Il est des montres qui dépassent leur statut de garde-temps pour devenir des manifestes personnels. La nouvelle Czapek Quai des Bergues “Sursum Corda”, dévoilée en 2025, appartient à cette catégorie rare. À l’occasion du double anniversaire de la Maison – 180 ans depuis la fondation originelle à Genève en 1845, et dix ans depuis sa renaissance contemporaine – cette création en or rose célèbre autant l’héritage horloger de Czapek que la force intérieure qui continue de guider la marque depuis sa résurgence en 2015.

Pour comprendre cette pièce, il faut d’abord revenir à la collection Quai des Bergues elle-même. Présentée en 2015, elle est née d’un retour profond aux sources : les refondateurs plongent alors dans les archives du XIXᵉ siècle, étudient les montres de poche historiques dont la référence 3430, et réinterprètent leur esprit dans une montre-bracelet moderne. Chiffres romains allongés, émail grand feu, double sous-cadran décentré : la silhouette de la première Quai des Bergues devient la signature esthétique d’une maison qui revendique l’équilibre subtil entre fidélité historique et création contemporaine. En 2016, la 33bis reçoit d’ailleurs le Prix du Public au GPHG, consacrant la justesse de cette approche.

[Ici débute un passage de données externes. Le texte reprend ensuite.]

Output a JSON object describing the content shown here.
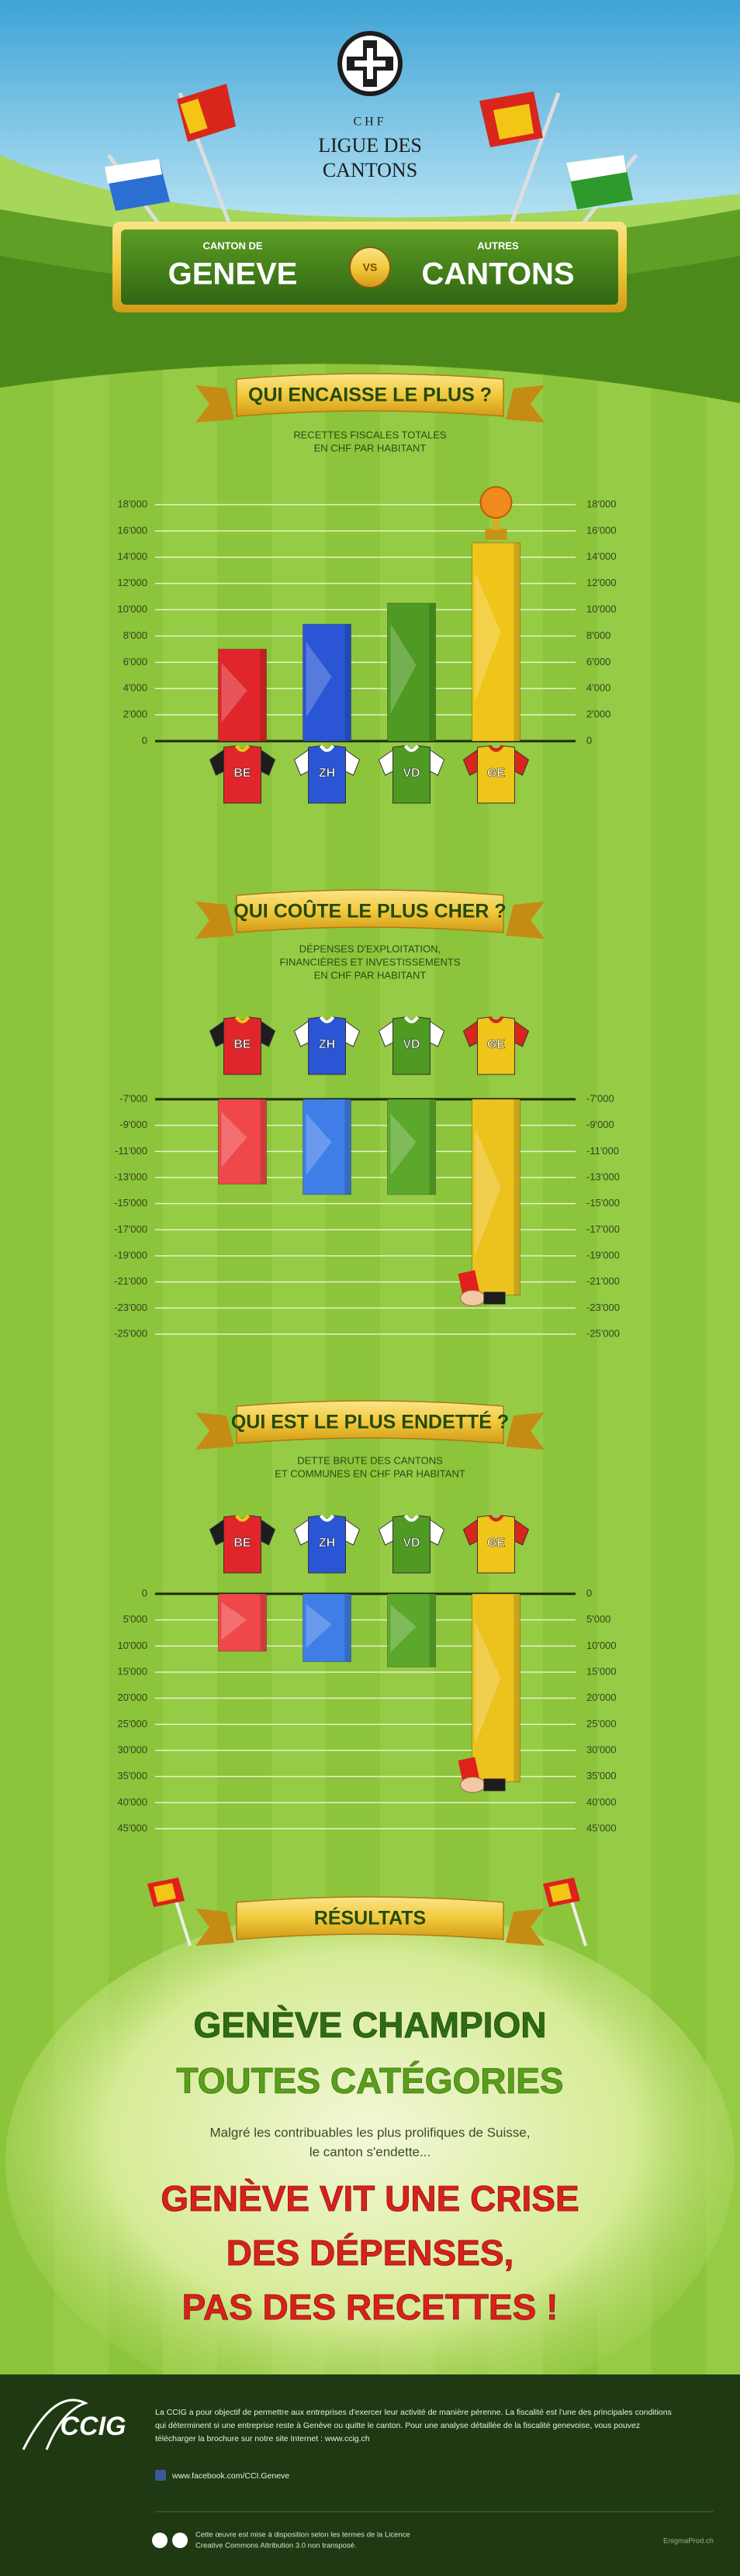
{
  "header": {
    "logo_currency": "CHF",
    "logo_line1": "LIGUE DES",
    "logo_line2": "CANTONS",
    "left_label": "CANTON DE",
    "left_name": "GENEVE",
    "versus": "VS",
    "right_label": "AUTRES",
    "right_name": "CANTONS"
  },
  "chart_data": [
    {
      "type": "bar",
      "title": "QUI ENCAISSE LE PLUS ?",
      "subtitle": [
        "RECETTES FISCALES TOTALES",
        "EN CHF PAR HABITANT"
      ],
      "categories": [
        "BE",
        "ZH",
        "VD",
        "GE"
      ],
      "values": [
        7000,
        8900,
        10500,
        15100
      ],
      "colors": [
        "#e0262a",
        "#2a55d4",
        "#4e9a22",
        "#f0c419"
      ],
      "ylim": [
        0,
        18000
      ],
      "yticks": [
        0,
        {
          "value": 2000,
          "label": "2'000"
        },
        {
          "value": 4000,
          "label": "4'000"
        },
        {
          "value": 6000,
          "label": "6'000"
        },
        {
          "value": 8000,
          "label": "8'000"
        },
        {
          "value": 10000,
          "label": "10'000"
        },
        {
          "value": 12000,
          "label": "12'000"
        },
        {
          "value": 14000,
          "label": "14'000"
        },
        {
          "value": 16000,
          "label": "16'000"
        },
        {
          "value": 18000,
          "label": "18'000"
        }
      ],
      "y_inverted": false,
      "bar_origin": "bottom",
      "grid": true
    },
    {
      "type": "bar",
      "title": "QUI COÛTE LE PLUS CHER ?",
      "subtitle": [
        "DÉPENSES D'EXPLOITATION,",
        "FINANCIÈRES ET INVESTISSEMENTS",
        "EN CHF PAR HABITANT"
      ],
      "categories": [
        "BE",
        "ZH",
        "VD",
        "GE"
      ],
      "values": [
        -13500,
        -14300,
        -14300,
        -22000
      ],
      "colors": [
        "#f0474a",
        "#3f7ee6",
        "#5ca82c",
        "#ecc21e"
      ],
      "ylim": [
        -25000,
        -7000
      ],
      "yticks": [
        {
          "value": -7000,
          "label": "-7'000"
        },
        {
          "value": -9000,
          "label": "-9'000"
        },
        {
          "value": -11000,
          "label": "-11'000"
        },
        {
          "value": -13000,
          "label": "-13'000"
        },
        {
          "value": -15000,
          "label": "-15'000"
        },
        {
          "value": -17000,
          "label": "-17'000"
        },
        {
          "value": -19000,
          "label": "-19'000"
        },
        {
          "value": -21000,
          "label": "-21'000"
        },
        {
          "value": -23000,
          "label": "-23'000"
        },
        {
          "value": -25000,
          "label": "-25'000"
        }
      ],
      "y_inverted": false,
      "bar_origin": "top",
      "grid": true
    },
    {
      "type": "bar",
      "title": "QUI EST LE PLUS ENDETTÉ ?",
      "subtitle": [
        "DETTE BRUTE DES CANTONS",
        "ET COMMUNES EN CHF PAR HABITANT"
      ],
      "categories": [
        "BE",
        "ZH",
        "VD",
        "GE"
      ],
      "values": [
        11000,
        13000,
        14000,
        36000
      ],
      "colors": [
        "#f0474a",
        "#3f7ee6",
        "#5ca82c",
        "#ecc21e"
      ],
      "ylim": [
        0,
        45000
      ],
      "yticks": [
        0,
        {
          "value": 5000,
          "label": "5'000"
        },
        {
          "value": 10000,
          "label": "10'000"
        },
        {
          "value": 15000,
          "label": "15'000"
        },
        {
          "value": 20000,
          "label": "20'000"
        },
        {
          "value": 25000,
          "label": "25'000"
        },
        {
          "value": 30000,
          "label": "30'000"
        },
        {
          "value": 35000,
          "label": "35'000"
        },
        {
          "value": 40000,
          "label": "40'000"
        },
        {
          "value": 45000,
          "label": "45'000"
        }
      ],
      "y_inverted": true,
      "bar_origin": "top",
      "grid": true
    }
  ],
  "results": {
    "title": "RÉSULTATS",
    "headline": [
      "GENÈVE CHAMPION",
      "TOUTES CATÉGORIES"
    ],
    "text": [
      "Malgré les contribuables les plus prolifiques de Suisse,",
      "le canton s'endette..."
    ],
    "conclusion": [
      "GENÈVE VIT UNE CRISE",
      "DES DÉPENSES,",
      "PAS DES RECETTES !"
    ]
  },
  "footer": {
    "logo": "CCIG",
    "about": [
      "La CCIG a pour objectif de permettre aux entreprises d'exercer leur activité de manière pérenne. La fiscalité est l'une des principales conditions",
      "qui déterminent si une entreprise reste à Genève ou quitte le canton. Pour une analyse détaillée de la fiscalité genevoise, vous pouvez",
      "télécharger la brochure sur notre site Internet : www.ccig.ch"
    ],
    "facebook": "www.facebook.com/CCI.Geneve",
    "license": [
      "Cette œuvre est mise à disposition selon les termes de la Licence",
      "Creative Commons Attribution 3.0 non transposé."
    ],
    "credit": "EnigmaProd.ch"
  }
}
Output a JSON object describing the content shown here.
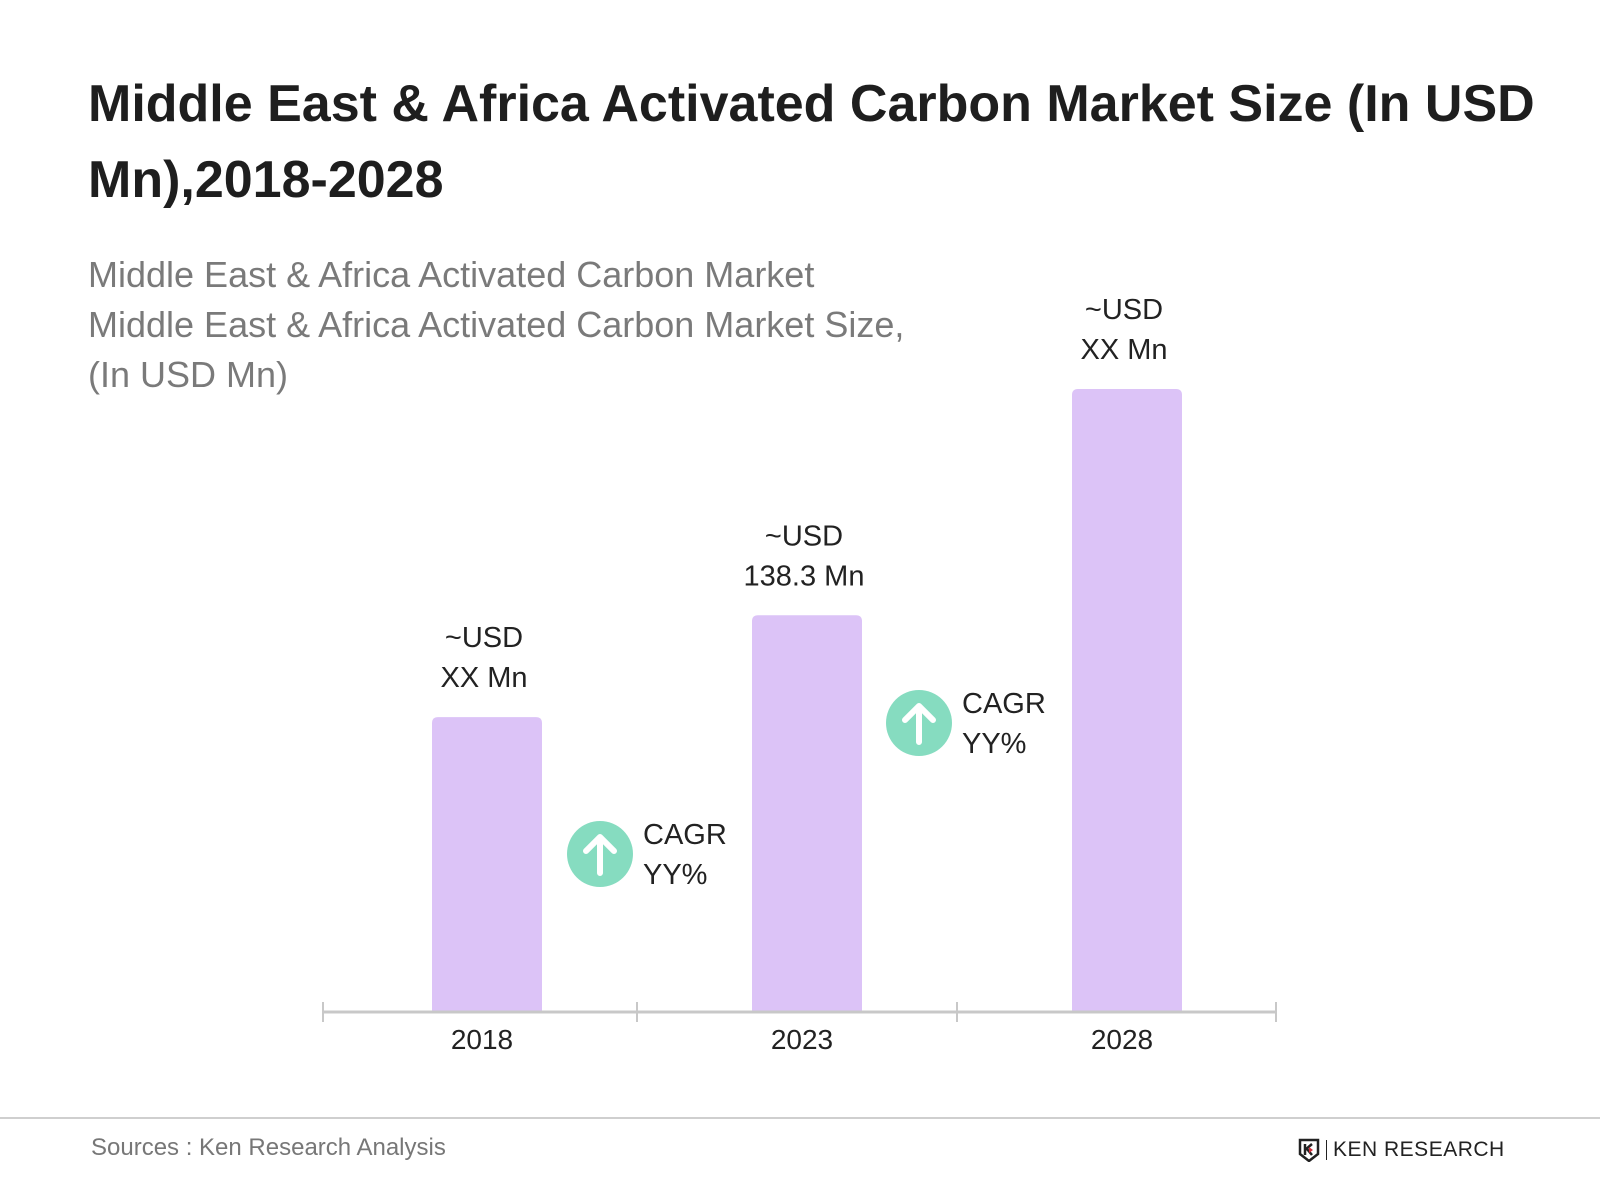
{
  "chart_data": {
    "type": "bar",
    "title": "Middle East & Africa Activated Carbon Market Size (In USD Mn),2018-2028",
    "subtitle_lines": [
      "Middle East & Africa Activated Carbon Market",
      "Middle East & Africa Activated Carbon Market Size,",
      "(In USD Mn)"
    ],
    "categories": [
      "2018",
      "2023",
      "2028"
    ],
    "values": [
      102.8,
      138.3,
      217.2
    ],
    "data_labels": [
      [
        "~USD",
        "XX Mn"
      ],
      [
        "~USD",
        "138.3 Mn"
      ],
      [
        "~USD",
        "XX Mn"
      ]
    ],
    "annotations": [
      {
        "between": [
          "2018",
          "2023"
        ],
        "lines": [
          "CAGR",
          "YY%"
        ],
        "icon": "arrow-up-circle-icon"
      },
      {
        "between": [
          "2023",
          "2028"
        ],
        "lines": [
          "CAGR",
          "YY%"
        ],
        "icon": "arrow-up-circle-icon"
      }
    ],
    "ylim": [
      0,
      217.2
    ],
    "grid": false,
    "colors": {
      "bar": "#dcc3f7",
      "cagr_icon": "#86dcc0",
      "axis": "#c8c8c8"
    }
  },
  "footer": {
    "sources": "Sources : Ken Research Analysis",
    "logo_text": "KEN RESEARCH"
  }
}
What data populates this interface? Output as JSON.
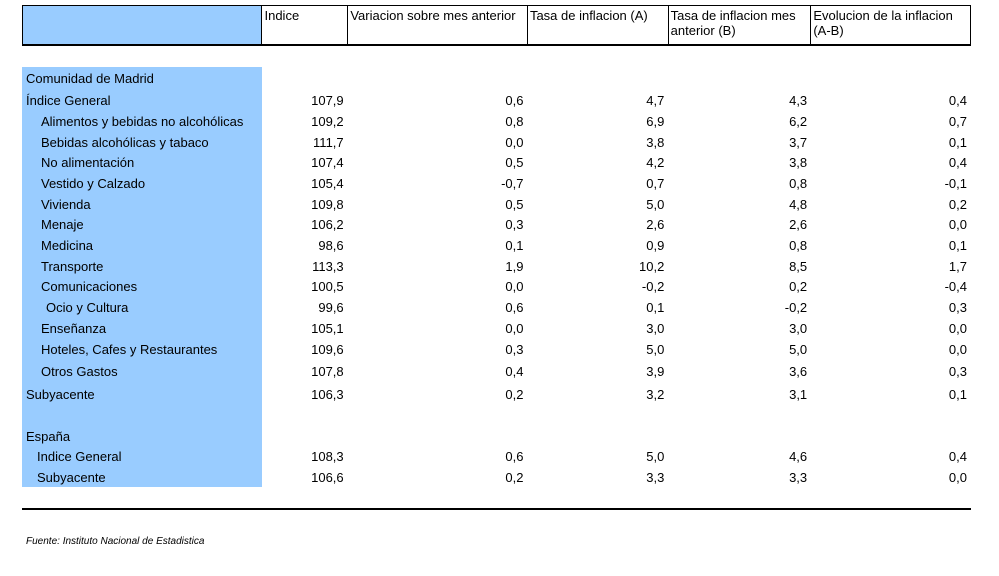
{
  "columns": [
    "",
    "Indice",
    "Variacion sobre mes anterior",
    "Tasa de inflacion (A)",
    "Tasa de inflacion mes anterior (B)",
    "Evolucion de la inflacion (A-B)"
  ],
  "madrid": {
    "title": "Comunidad de Madrid",
    "rows": [
      {
        "label": "Índice General",
        "values": [
          "107,9",
          "0,6",
          "4,7",
          "4,3",
          "0,4"
        ]
      },
      {
        "label": "Alimentos y bebidas no alcohólicas",
        "values": [
          "109,2",
          "0,8",
          "6,9",
          "6,2",
          "0,7"
        ]
      },
      {
        "label": "Bebidas alcohólicas y tabaco",
        "values": [
          "111,7",
          "0,0",
          "3,8",
          "3,7",
          "0,1"
        ]
      },
      {
        "label": "No alimentación",
        "values": [
          "107,4",
          "0,5",
          "4,2",
          "3,8",
          "0,4"
        ]
      },
      {
        "label": "Vestido y Calzado",
        "values": [
          "105,4",
          "-0,7",
          "0,7",
          "0,8",
          "-0,1"
        ]
      },
      {
        "label": "Vivienda",
        "values": [
          "109,8",
          "0,5",
          "5,0",
          "4,8",
          "0,2"
        ]
      },
      {
        "label": "Menaje",
        "values": [
          "106,2",
          "0,3",
          "2,6",
          "2,6",
          "0,0"
        ]
      },
      {
        "label": "Medicina",
        "values": [
          "98,6",
          "0,1",
          "0,9",
          "0,8",
          "0,1"
        ]
      },
      {
        "label": "Transporte",
        "values": [
          "113,3",
          "1,9",
          "10,2",
          "8,5",
          "1,7"
        ]
      },
      {
        "label": "Comunicaciones",
        "values": [
          "100,5",
          "0,0",
          "-0,2",
          "0,2",
          "-0,4"
        ]
      },
      {
        "label": "Ocio y Cultura",
        "values": [
          "99,6",
          "0,6",
          "0,1",
          "-0,2",
          "0,3"
        ]
      },
      {
        "label": "Enseñanza",
        "values": [
          "105,1",
          "0,0",
          "3,0",
          "3,0",
          "0,0"
        ]
      },
      {
        "label": "Hoteles, Cafes y Restaurantes",
        "values": [
          "109,6",
          "0,3",
          "5,0",
          "5,0",
          "0,0"
        ]
      },
      {
        "label": "Otros Gastos",
        "values": [
          "107,8",
          "0,4",
          "3,9",
          "3,6",
          "0,3"
        ]
      },
      {
        "label": "Subyacente",
        "values": [
          "106,3",
          "0,2",
          "3,2",
          "3,1",
          "0,1"
        ]
      }
    ]
  },
  "spain": {
    "title": "España",
    "rows": [
      {
        "label": "Indice General",
        "values": [
          "108,3",
          "0,6",
          "5,0",
          "4,6",
          "0,4"
        ]
      },
      {
        "label": "Subyacente",
        "values": [
          "106,6",
          "0,2",
          "3,3",
          "3,3",
          "0,0"
        ]
      }
    ]
  },
  "source": "Fuente: Instituto Nacional de Estadistica",
  "colors": {
    "label_column": "#99ccff"
  }
}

La “Sursum Corda” s’inscrit dans cette lignée tout en y ajoutant une dimension plus intime. Son cadran blanc immaculé en émail grand feu cache un message secret, accessible seulement lorsque la lumière frappe sous un certain angle. Le choix de ces deux mots latins, Sursum Corda – “Hauts les cœurs” – ne doit rien au hasard. C’est une expression chère au CEO Xavier de Roquemaurel, utilisée dans les moments les plus incertains de l’aventure entrepreneuriale. Elle est devenue pour l’équipe un symbole de persévérance, un rappel discret de ce qui permet à une maison indépendante de poursuivre son chemin malgré les obstacles. Fait notable, l’idée de l’inscrire sur le cadran ne vient pas de lui mais d’un membre de l’équipe, soulignant encore davantage la dimension collective et humaine de cette montre.
Au-delà de cette phrase cachée, deux signatures supplémentaires enrichissent la pièce. Un logo laser-gravé “10 / 180” rappelle le double anniversaire célébré cette année. Et dans le sous-cadran de la petite seconde se trouve une signature historique Czapek, reproduction exacte de celle conservée dans les archives genevoises. Chez Czapek, les détails ne sont jamais gratuits : ils appartiennent à un jeu subtil entre visible et invisible, pensé pour être découvert progressivement par son propriétaire, comme un secret partagé.

La “Sursum Corda” est animée par un mouvement manuel issu de la même lignée que celui qui équipait les premières Quai des Bergues modernes. Sa construction à double barillet offre sept jours complets de réserve de marche, soit 168 heures. Cette autonomie hebdomadaire rend hommage aux montres de poche du XIXᵉ siècle, souvent remontées le dimanche après l’office. Le calibre reprend également l’architecture historique, avec ses deux barillets jumeaux, sa disposition symétrique et ses rochets ajourés. Les finitions répondent aux codes les plus exigeants de la Haute Horlogerie : surfaces sablées, ponts anglés à la main, cerclage parfaitement maîtrisé. Autant d’éléments qui témoignent d’un savoir-faire où le geste humain tient une place essentielle.

Czapek introduit aussi une nouvelle étape pour la collection : un boîtier de 40,5 mm, destiné à devenir la seule taille future de la ligne Quai des Bergues. Une décision qui traduit la volonté de trouver un équilibre idéal entre présence moderne et proportions classiques. Ni trop imposante, ni trop discrète, cette dimension donne à la “Sursum Corda” une élégance naturelle, fidèle à l’esprit de la collection.
En dévoilant cette pièce, Czapek ne cherche pas seulement à célébrer un anniversaire. La marque affirme une vision. Celle d’une horlogerie nourrie par la mémoire, la culture artisanale et la force des convictions. Celle d’une maison qui se reconstruite avec patience, transparence, et une proximité rare avec sa communauté de “Rare People”, comme aime l’appeler Xavier de Roquemaurel.

La Quai des Bergues “Sursum Corda” n’est pas une commémoration figée. C’est une montre vivante, habitée, conçue pour accompagner les jours difficiles autant que les jours lumineux. Une pièce où le moindre détail raconte une histoire, et où l’émail ne recouvre pas seulement un cadran : il protège une phrase, une intention, un état d’esprit. Sursum Corda. Hauts les cœurs. Une invitation à continuer d’avancer, encore et toujours.